SIGNIFICADOS E IMAGINÁRIOS DO CONSUMO DE MODA
Para que se compreenda o valor do vestuário de segunda mão faz-se necessário nesse ponto da pesquisa uma fundamentação sobre o significado do consumo de moda. Levando em consideração que a moda é vista como um meio de expressão do indivíduo Garcia e Miranda (2010, p. 22) ressaltam que:
Moda é o conjunto atualizável dos modos de visibilidade que os seres humanos assumem em seu vestir com o intuito de gerenciar a aparência, mantendo-a ou alterando-a por meio de seus próprios corpos, dos adornos adicionados a eles e da atitude que integra ambos pela gestualidade, de forma a produzir sentido e, assim interagir com o outro.  
           
Sendo assim, os bens carregam consigo além das funcionalidades físicas, o poder social de diferenciar o indivíduo. Principalmente, se tratando de moda é possível afirmar que os bens tem o poder de comunicar, o que explica em partes o motivo pelo qual consumimos. “As pessoas compram produtos para verem refletidas neles a si mesmas, seus valores e seus gostos pessoais” (GARCIA; MIRANDA, p. 22, 2010).
Ainda sobre a relação consumidor-consumo Bauman (2008) faz uma importante afirmação quando diz: “a característica mais proeminente da sociedade de consumidores – ainda que cuidadosamente disfarçada e encoberta – é a transformação dos consumidores em mercadorias (BAUMAN, p.20, 2008). Entende-se, portanto que o consumo do vestuário por si, tem o poder de distinguir, unir, identificar e até mesmo separar as pessoas, influenciando não apenas a economia, mas também a cultura. (GODART, 2010). 
Na definição de Godart (2010) a moda além de ser um importante setor da indústria criativa no aspecto econômico, também é uma atividade artística, pois é responsável por gerar símbolos. Para o autor “a moda não se contenta, portanto, em transformar tecidos em roupas ela cria objetos portadores de significado” (GODART, p.14, 2010).

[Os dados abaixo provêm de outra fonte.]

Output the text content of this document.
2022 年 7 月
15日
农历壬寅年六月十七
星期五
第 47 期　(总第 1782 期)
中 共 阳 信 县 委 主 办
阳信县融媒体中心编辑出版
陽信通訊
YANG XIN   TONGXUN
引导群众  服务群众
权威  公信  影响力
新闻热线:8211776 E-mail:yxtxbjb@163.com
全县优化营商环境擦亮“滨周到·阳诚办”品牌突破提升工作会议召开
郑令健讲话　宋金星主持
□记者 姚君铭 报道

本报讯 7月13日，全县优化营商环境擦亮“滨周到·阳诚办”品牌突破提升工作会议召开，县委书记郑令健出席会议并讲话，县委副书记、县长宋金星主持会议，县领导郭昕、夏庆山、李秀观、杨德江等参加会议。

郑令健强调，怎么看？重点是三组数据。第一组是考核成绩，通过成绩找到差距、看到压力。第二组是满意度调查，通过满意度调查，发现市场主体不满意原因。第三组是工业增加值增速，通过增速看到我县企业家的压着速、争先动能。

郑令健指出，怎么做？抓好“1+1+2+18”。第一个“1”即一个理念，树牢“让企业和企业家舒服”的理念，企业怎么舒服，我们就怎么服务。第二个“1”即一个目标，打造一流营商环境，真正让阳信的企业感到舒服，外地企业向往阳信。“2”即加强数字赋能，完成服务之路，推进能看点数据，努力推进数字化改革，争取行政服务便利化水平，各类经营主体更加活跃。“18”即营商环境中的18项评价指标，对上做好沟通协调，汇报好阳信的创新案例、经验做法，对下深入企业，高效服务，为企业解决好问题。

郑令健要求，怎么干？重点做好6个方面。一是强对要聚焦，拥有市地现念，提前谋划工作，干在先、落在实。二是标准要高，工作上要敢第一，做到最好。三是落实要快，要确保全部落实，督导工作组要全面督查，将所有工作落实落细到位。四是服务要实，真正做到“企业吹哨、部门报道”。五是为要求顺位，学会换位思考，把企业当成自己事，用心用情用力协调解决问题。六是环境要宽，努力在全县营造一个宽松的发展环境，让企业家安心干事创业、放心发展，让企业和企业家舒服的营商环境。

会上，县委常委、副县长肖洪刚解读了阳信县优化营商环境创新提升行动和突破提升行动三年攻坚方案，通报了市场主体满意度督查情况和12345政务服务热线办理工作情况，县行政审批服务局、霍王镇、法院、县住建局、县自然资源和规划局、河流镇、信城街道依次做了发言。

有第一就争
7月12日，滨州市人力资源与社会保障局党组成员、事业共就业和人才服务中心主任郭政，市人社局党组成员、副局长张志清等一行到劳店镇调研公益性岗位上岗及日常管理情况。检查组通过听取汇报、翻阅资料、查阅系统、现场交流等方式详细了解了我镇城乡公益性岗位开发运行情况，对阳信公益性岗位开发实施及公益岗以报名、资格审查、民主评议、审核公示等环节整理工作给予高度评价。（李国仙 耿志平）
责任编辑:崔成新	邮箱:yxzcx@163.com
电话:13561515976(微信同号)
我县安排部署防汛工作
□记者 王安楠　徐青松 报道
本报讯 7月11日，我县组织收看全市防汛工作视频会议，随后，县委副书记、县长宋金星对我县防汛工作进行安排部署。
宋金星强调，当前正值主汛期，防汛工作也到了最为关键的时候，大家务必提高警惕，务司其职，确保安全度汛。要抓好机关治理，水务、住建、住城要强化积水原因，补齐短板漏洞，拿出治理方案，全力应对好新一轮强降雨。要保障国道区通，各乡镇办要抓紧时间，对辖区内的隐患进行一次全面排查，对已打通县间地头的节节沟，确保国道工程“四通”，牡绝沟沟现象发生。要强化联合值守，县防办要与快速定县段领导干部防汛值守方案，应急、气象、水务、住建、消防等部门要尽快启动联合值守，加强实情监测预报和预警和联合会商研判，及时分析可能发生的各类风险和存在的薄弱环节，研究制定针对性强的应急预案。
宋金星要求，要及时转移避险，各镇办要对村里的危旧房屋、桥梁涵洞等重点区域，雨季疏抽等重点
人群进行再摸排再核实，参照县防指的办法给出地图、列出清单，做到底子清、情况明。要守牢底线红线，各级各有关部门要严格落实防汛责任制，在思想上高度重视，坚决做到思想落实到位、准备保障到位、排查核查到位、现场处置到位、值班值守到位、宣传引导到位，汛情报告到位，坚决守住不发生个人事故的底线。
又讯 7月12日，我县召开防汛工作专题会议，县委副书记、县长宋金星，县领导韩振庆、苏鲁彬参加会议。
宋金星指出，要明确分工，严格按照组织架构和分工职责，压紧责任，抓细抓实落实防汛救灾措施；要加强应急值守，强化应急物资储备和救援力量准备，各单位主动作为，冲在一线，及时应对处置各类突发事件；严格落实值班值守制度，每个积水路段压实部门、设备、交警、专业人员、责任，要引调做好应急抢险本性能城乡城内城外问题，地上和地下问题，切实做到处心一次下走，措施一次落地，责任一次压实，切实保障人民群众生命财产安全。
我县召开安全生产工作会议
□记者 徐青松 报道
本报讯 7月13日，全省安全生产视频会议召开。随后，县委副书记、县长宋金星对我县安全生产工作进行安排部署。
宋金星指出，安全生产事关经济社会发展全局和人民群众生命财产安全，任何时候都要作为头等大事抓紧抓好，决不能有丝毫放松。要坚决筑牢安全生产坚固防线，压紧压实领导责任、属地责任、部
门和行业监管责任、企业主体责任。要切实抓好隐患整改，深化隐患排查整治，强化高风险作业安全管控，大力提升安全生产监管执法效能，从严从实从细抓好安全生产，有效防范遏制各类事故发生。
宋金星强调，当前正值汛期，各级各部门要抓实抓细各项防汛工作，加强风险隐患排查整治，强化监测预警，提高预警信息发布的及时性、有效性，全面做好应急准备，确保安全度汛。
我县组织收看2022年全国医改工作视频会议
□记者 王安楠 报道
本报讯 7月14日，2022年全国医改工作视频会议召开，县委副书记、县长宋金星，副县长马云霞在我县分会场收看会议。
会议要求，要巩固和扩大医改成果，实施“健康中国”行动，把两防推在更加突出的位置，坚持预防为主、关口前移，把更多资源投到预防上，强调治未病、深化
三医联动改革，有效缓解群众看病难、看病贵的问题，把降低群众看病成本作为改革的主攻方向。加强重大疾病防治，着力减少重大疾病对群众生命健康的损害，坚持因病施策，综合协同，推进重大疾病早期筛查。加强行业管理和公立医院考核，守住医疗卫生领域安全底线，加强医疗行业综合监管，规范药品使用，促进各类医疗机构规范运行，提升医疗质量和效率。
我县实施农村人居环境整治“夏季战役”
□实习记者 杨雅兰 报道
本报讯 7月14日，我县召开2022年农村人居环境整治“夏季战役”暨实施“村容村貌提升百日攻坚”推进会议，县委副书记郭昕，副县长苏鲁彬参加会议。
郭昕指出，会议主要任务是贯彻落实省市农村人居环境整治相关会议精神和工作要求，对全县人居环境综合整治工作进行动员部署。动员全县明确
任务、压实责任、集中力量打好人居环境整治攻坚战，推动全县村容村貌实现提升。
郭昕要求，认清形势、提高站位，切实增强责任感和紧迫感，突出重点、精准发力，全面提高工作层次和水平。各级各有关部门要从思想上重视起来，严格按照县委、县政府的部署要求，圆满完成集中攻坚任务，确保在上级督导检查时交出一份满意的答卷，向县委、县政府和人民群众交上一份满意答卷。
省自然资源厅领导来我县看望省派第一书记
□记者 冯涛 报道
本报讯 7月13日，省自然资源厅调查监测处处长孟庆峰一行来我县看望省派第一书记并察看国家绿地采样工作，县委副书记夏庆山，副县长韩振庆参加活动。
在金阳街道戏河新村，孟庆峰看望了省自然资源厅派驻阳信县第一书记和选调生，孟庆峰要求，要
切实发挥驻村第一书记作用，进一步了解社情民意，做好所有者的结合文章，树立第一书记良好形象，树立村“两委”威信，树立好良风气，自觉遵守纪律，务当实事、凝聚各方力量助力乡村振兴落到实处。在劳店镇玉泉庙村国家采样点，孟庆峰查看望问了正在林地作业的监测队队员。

            Em se tratando especificamente da moda de brechó, é possível identificar um apreço do consumidor por peças diferenciadas e exclusivas, visto que, tais lojas não trazem coleções em larga escala, mas apenas peças únicas. Em entrevista, a Krüger (2011) uma proprietária de brechó localizado no Rio de Janeiro, afirma que os consumidores: 
[...] vêm atrás de uma coisa diferente. É, porque às vezes a massificação da moda, a tendência se torna uma coisa muito óbvia. Então elas querem fugir um pouco disso. Elas querem chegar numa festa ou num evento e estar diferentes. Então, basicamente, eu acho que elas vêm procurar uma coisa diferente. (KRÜGER, p.9, 2011).

De acordo com Krüger (2011), é possível concluir que a ideia de roupa de segunda mão, vista até alguns anos atrás com certo preconceito pelo público, tem aos poucos tomado outra conotação na cultura dos novos consumidores de moda.

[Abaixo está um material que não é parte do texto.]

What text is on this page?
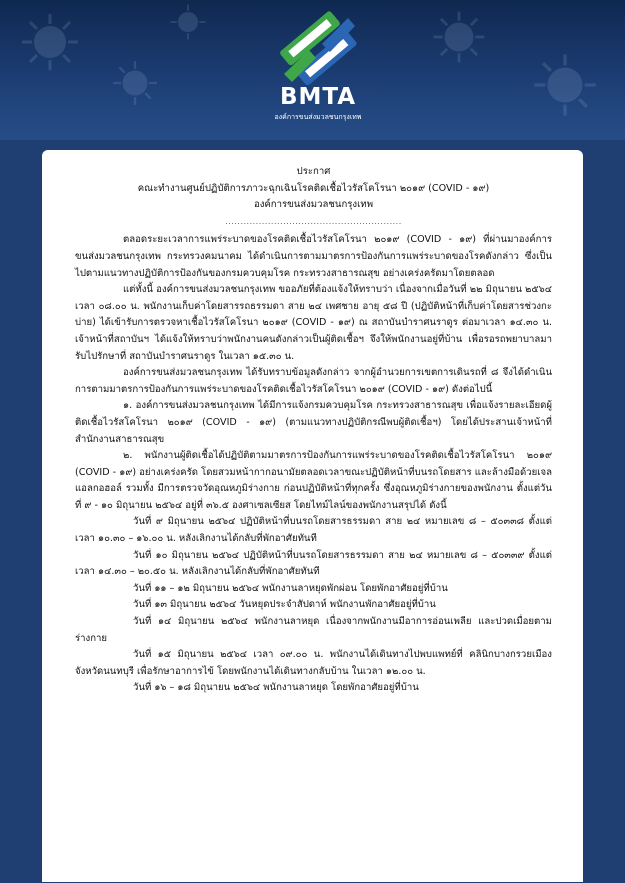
BMTA
องค์การขนส่งมวลชนกรุงเทพ
ประกาศ
คณะทำงานศูนย์ปฏิบัติการภาวะฉุกเฉินโรคติดเชื้อไวรัสโคโรนา ๒๐๑๙ (COVID - ๑๙)
องค์การขนส่งมวลชนกรุงเทพ
..........................................................

ตลอดระยะเวลาการแพร่ระบาดของโรคติดเชื้อไวรัสโคโรนา ๒๐๑๙ (COVID - ๑๙) ที่ผ่านมาองค์การขนส่งมวลชนกรุงเทพ กระทรวงคมนาคม ได้ดำเนินการตามมาตรการป้องกันการแพร่ระบาดของโรคดังกล่าว ซึ่งเป็นไปตามแนวทางปฏิบัติการป้องกันของกรมควบคุมโรค กระทรวงสาธารณสุข อย่างเคร่งครัดมาโดยตลอด

แต่ทั้งนี้ องค์การขนส่งมวลชนกรุงเทพ ขออภัยที่ต้องแจ้งให้ทราบว่า เนื่องจากเมื่อวันที่ ๒๒ มิถุนายน ๒๕๖๔ เวลา ๐๘.๐๐ น. พนักงานเก็บค่าโดยสารรถธรรมดา สาย ๒๔ เพศชาย อายุ ๕๘ ปี (ปฏิบัติหน้าที่เก็บค่าโดยสารช่วงกะบ่าย) ได้เข้ารับการตรวจหาเชื้อไวรัสโคโรนา ๒๐๑๙ (COVID - ๑๙) ณ สถาบันบำราศนราดูร ต่อมาเวลา ๑๔.๓๐ น. เจ้าหน้าที่สถาบันฯ ได้แจ้งให้ทราบว่าพนักงานคนดังกล่าวเป็นผู้ติดเชื้อฯ จึงให้พนักงานอยู่ที่บ้าน เพื่อรอรถพยาบาลมารับไปรักษาที่ สถาบันบำราศนราดูร ในเวลา ๑๕.๓๐ น.

องค์การขนส่งมวลชนกรุงเทพ ได้รับทราบข้อมูลดังกล่าว จากผู้อำนวยการเขตการเดินรถที่ ๘ จึงได้ดำเนินการตามมาตรการป้องกันการแพร่ระบาดของโรคติดเชื้อไวรัสโคโรนา ๒๐๑๙ (COVID - ๑๙) ดังต่อไปนี้

๑. องค์การขนส่งมวลชนกรุงเทพ ได้มีการแจ้งกรมควบคุมโรค กระทรวงสาธารณสุข เพื่อแจ้งรายละเอียดผู้ติดเชื้อไวรัสโคโรนา ๒๐๑๙ (COVID - ๑๙) (ตามแนวทางปฏิบัติกรณีพบผู้ติดเชื้อฯ) โดยได้ประสานเจ้าหน้าที่สำนักงานสาธารณสุข

๒. พนักงานผู้ติดเชื้อได้ปฏิบัติตามมาตรการป้องกันการแพร่ระบาดของโรคติดเชื้อไวรัสโคโรนา ๒๐๑๙ (COVID - ๑๙) อย่างเคร่งครัด โดยสวมหน้ากากอนามัยตลอดเวลาขณะปฏิบัติหน้าที่บนรถโดยสาร และล้างมือด้วยเจลแอลกอฮอล์ รวมทั้ง มีการตรวจวัดอุณหภูมิร่างกาย ก่อนปฏิบัติหน้าที่ทุกครั้ง ซึ่งอุณหภูมิร่างกายของพนักงาน ตั้งแต่วันที่ ๙ - ๑๐ มิถุนายน ๒๕๖๔ อยู่ที่ ๓๖.๕ องศาเซลเซียส โดยไทม์ไลน์ของพนักงานสรุปได้ ดังนี้

วันที่ ๙ มิถุนายน ๒๕๖๔ ปฏิบัติหน้าที่บนรถโดยสารธรรมดา สาย ๒๔ หมายเลข ๘ – ๕๐๓๓๘ ตั้งแต่เวลา ๑๐.๓๐ – ๑๖.๐๐ น. หลังเลิกงานได้กลับที่พักอาศัยทันที

วันที่ ๑๐ มิถุนายน ๒๕๖๔ ปฏิบัติหน้าที่บนรถโดยสารธรรมดา สาย ๒๔ หมายเลข ๘ – ๕๐๓๓๙ ตั้งแต่เวลา ๑๔.๓๐ – ๒๐.๕๐ น. หลังเลิกงานได้กลับที่พักอาศัยทันที

วันที่ ๑๑ – ๑๒ มิถุนายน ๒๕๖๔ พนักงานลาหยุดพักผ่อน โดยพักอาศัยอยู่ที่บ้าน

วันที่ ๑๓ มิถุนายน ๒๕๖๔ วันหยุดประจำสัปดาห์ พนักงานพักอาศัยอยู่ที่บ้าน

วันที่ ๑๔ มิถุนายน ๒๕๖๔ พนักงานลาหยุด เนื่องจากพนักงานมีอาการอ่อนเพลีย และปวดเมื่อยตามร่างกาย

วันที่ ๑๕ มิถุนายน ๒๕๖๔ เวลา ๐๙.๐๐ น. พนักงานได้เดินทางไปพบแพทย์ที่ คลินิกบางกรวยเมือง จังหวัดนนทบุรี เพื่อรักษาอาการไข้ โดยพนักงานได้เดินทางกลับบ้าน ในเวลา ๑๒.๐๐ น.

วันที่ ๑๖ – ๑๘ มิถุนายน ๒๕๖๔ พนักงานลาหยุด โดยพักอาศัยอยู่ที่บ้าน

O NOVO CONSUMIDOR DE BRECHÓ
Contrariando a lógica da sociedade de consumo, o perfil de consumidores de moda second hand, emergente na segunda década do século XXI, busca através dos brechós, consumir moda reaproveitando itens de estações passadas (e até mesmo de décadas passadas) para comporem seus guarda-roupas. Tal modificação no comportamento dos consumidores muda completamente o conceito dos brechós (que até então eram vistos como locais onde se encontravam apenas itens ultrapassados, e sem valor agregado) fazendo com que o modelo de negócios de moda second hand tenha um crescimento acelerado nos últimos cinco anos.
            Para Douglas (2007, p. 23) “O consumidor é inerentemente um animal social, o consumidor não quer objetos para ele mesmo, mas para dividir, dar, e não só dentro da família”. A partir dessa afirmação, é possível compreender que o cerne do modelo de negócios dos brechós está no compartilhamento, já que as lojas abastecem suas mercadorias por meio de doações, trocas ou venda de roupas de segunda mão.

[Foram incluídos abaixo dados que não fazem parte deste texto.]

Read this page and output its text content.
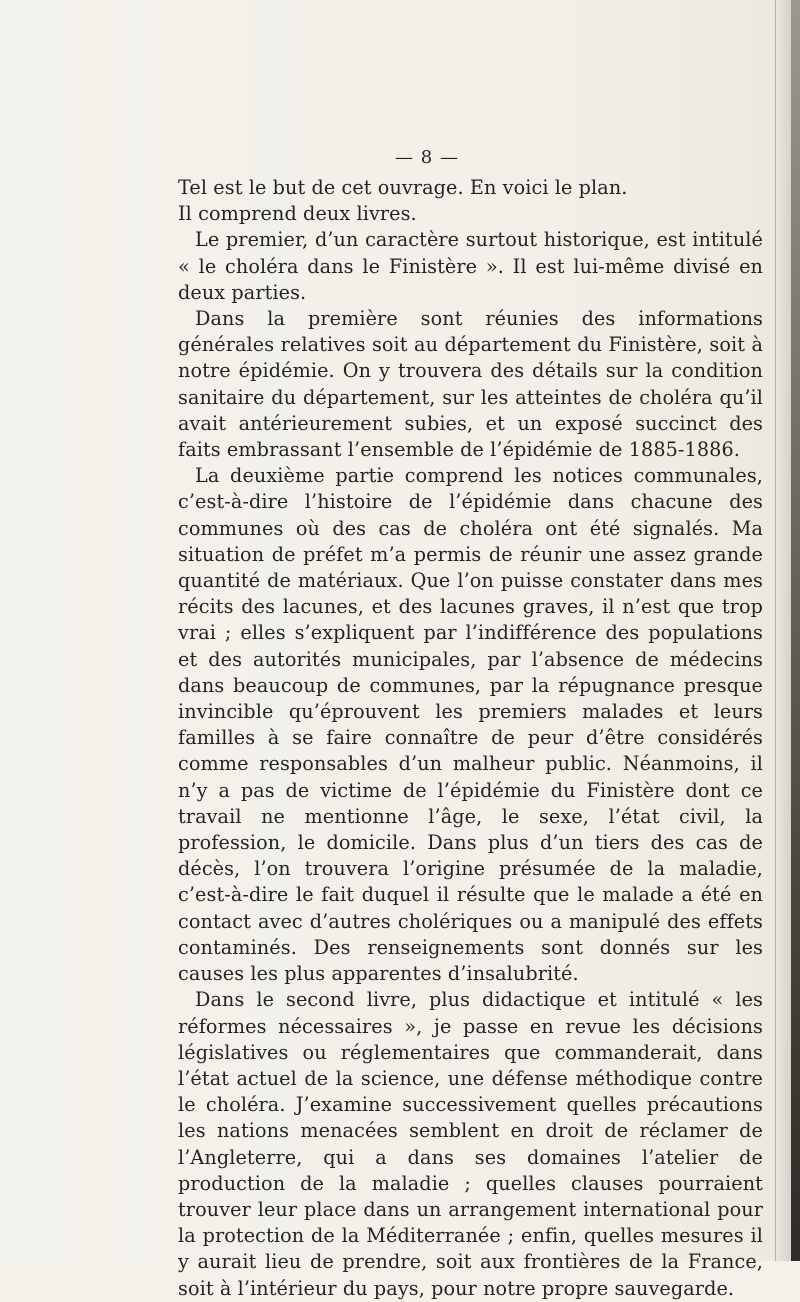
— 8 —

Tel est le but de cet ouvrage. En voici le plan.

Il comprend deux livres.

Le premier, d’un caractère surtout historique, est intitulé « le choléra dans le Finistère ». Il est lui-même divisé en deux parties.

Dans la première sont réunies des informations générales relatives soit au département du Finistère, soit à notre épidémie. On y trouvera des détails sur la condition sanitaire du département, sur les atteintes de choléra qu’il avait antérieurement subies, et un exposé succinct des faits embrassant l’ensemble de l’épidémie de 1885-1886.

La deuxième partie comprend les notices communales, c’est-à-dire l’histoire de l’épidémie dans chacune des communes où des cas de choléra ont été signalés. Ma situation de préfet m’a permis de réunir une assez grande quantité de matériaux. Que l’on puisse constater dans mes récits des lacunes, et des lacunes graves, il n’est que trop vrai ; elles s’expliquent par l’indifférence des populations et des autorités municipales, par l’absence de médecins dans beaucoup de communes, par la répugnance presque invincible qu’éprouvent les premiers malades et leurs familles à se faire connaître de peur d’être considérés comme responsables d’un malheur public. Néanmoins, il n’y a pas de victime de l’épidémie du Finistère dont ce travail ne mentionne l’âge, le sexe, l’état civil, la profession, le domicile. Dans plus d’un tiers des cas de décès, l’on trouvera l’origine présumée de la maladie, c’est-à-dire le fait duquel il résulte que le malade a été en contact avec d’autres cholériques ou a manipulé des effets contaminés. Des renseignements sont donnés sur les causes les plus apparentes d’insalubrité.

Dans le second livre, plus didactique et intitulé « les réformes nécessaires », je passe en revue les décisions législatives ou réglementaires que commanderait, dans l’état actuel de la science, une défense méthodique contre le choléra. J’examine successivement quelles précautions les nations menacées semblent en droit de réclamer de l’Angleterre, qui a dans ses domaines l’atelier de production de la maladie ; quelles clauses pourraient trouver leur place dans un arrangement international pour la protection de la Méditerranée ; enfin, quelles mesures il y aurait lieu de prendre, soit aux frontières de la France, soit à l’intérieur du pays, pour notre propre sauvegarde.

Olhando pela ótica da indústria da moda, os brechós e feiras de trocas de produtos surgem como uma opção ao consumo de massa das fast fashions. Remodelados muitas vezes em forma de boutiques, os novos brechós trazem consigo desde peças de marcas de luxo até opções de vestuário vintage, e itens que não podem ser encontrados no mercado tradicional. Sobre as novas relações estabelecidas com o vestuário de segunda mão Krüger (2011, p. 2) diz: “hoje, percebo que este mercado começa a penetrar nas altas sociedades, ‘se despindo’ do caráter social, até a década de 1980 predominante, e ‘vestindo-se’ de novos significados diferentes daqueles de sua origem.” Corroborando com esse pensando, nota-se que o tradicional conceito de roupas de segunda mão, já não está necessariamente atrelado a caridade e a necessidade, mas sim ao exclusivo, ao moderno e até mesmo ao luxuoso.

            SOBRE MODA E SUSTENTABILIDADE
Diante do contexto mundial, em que passamos pelo “acúmulo de riquezas, a má distribuição de renda, o aumento da taxa de crescimento populacional, a elevada produção em massa e o consumo desenfreado” (FREITAS, 2015, p.3) torna-se indispensável um novo posicionamento por parte da sociedade quanto à preservação de recursos ambientais. Levando em consideração que o tema da sustentabilidade é discutido desde o início dos anos 1970 (CARLI e VENZON, 2012), percebe-se que atualmente, tanto empresas quanto consumidores têm buscado se adaptar de forma a reduzir os impactos ao meio ambiente. Para Carli e Venzon (2012, p. 160):
As empresas estão cientes de que cada vez mais os problemas ambientais e sociais estão sendo colocados em evidência e os consumidores se tornam, cada dia, mais conscientes. Em função disso, elas são obrigadas a reagir, trabalhando para que o consumidor perceba a mudança e se identifique com o produto e com as formas de produção.

Portanto, alguns dos motivos pelos quais a moda second hand apresenta destaque na sociedade do consumo sustentável são os seguintes: possibilidade de prolongamento do ciclo de vida dos produtos, redução do descarte de peças e por consequência o menor acúmulo de resíduos têxteis. Para Lee (2009, p. 98) “a eco fashion deixou de ser apenas uma tendência e se tornou um movimento. Os consumidores tiveram um papel-chave na criação desse movimento e foi graças às suas demandas que a indústria reagiu”.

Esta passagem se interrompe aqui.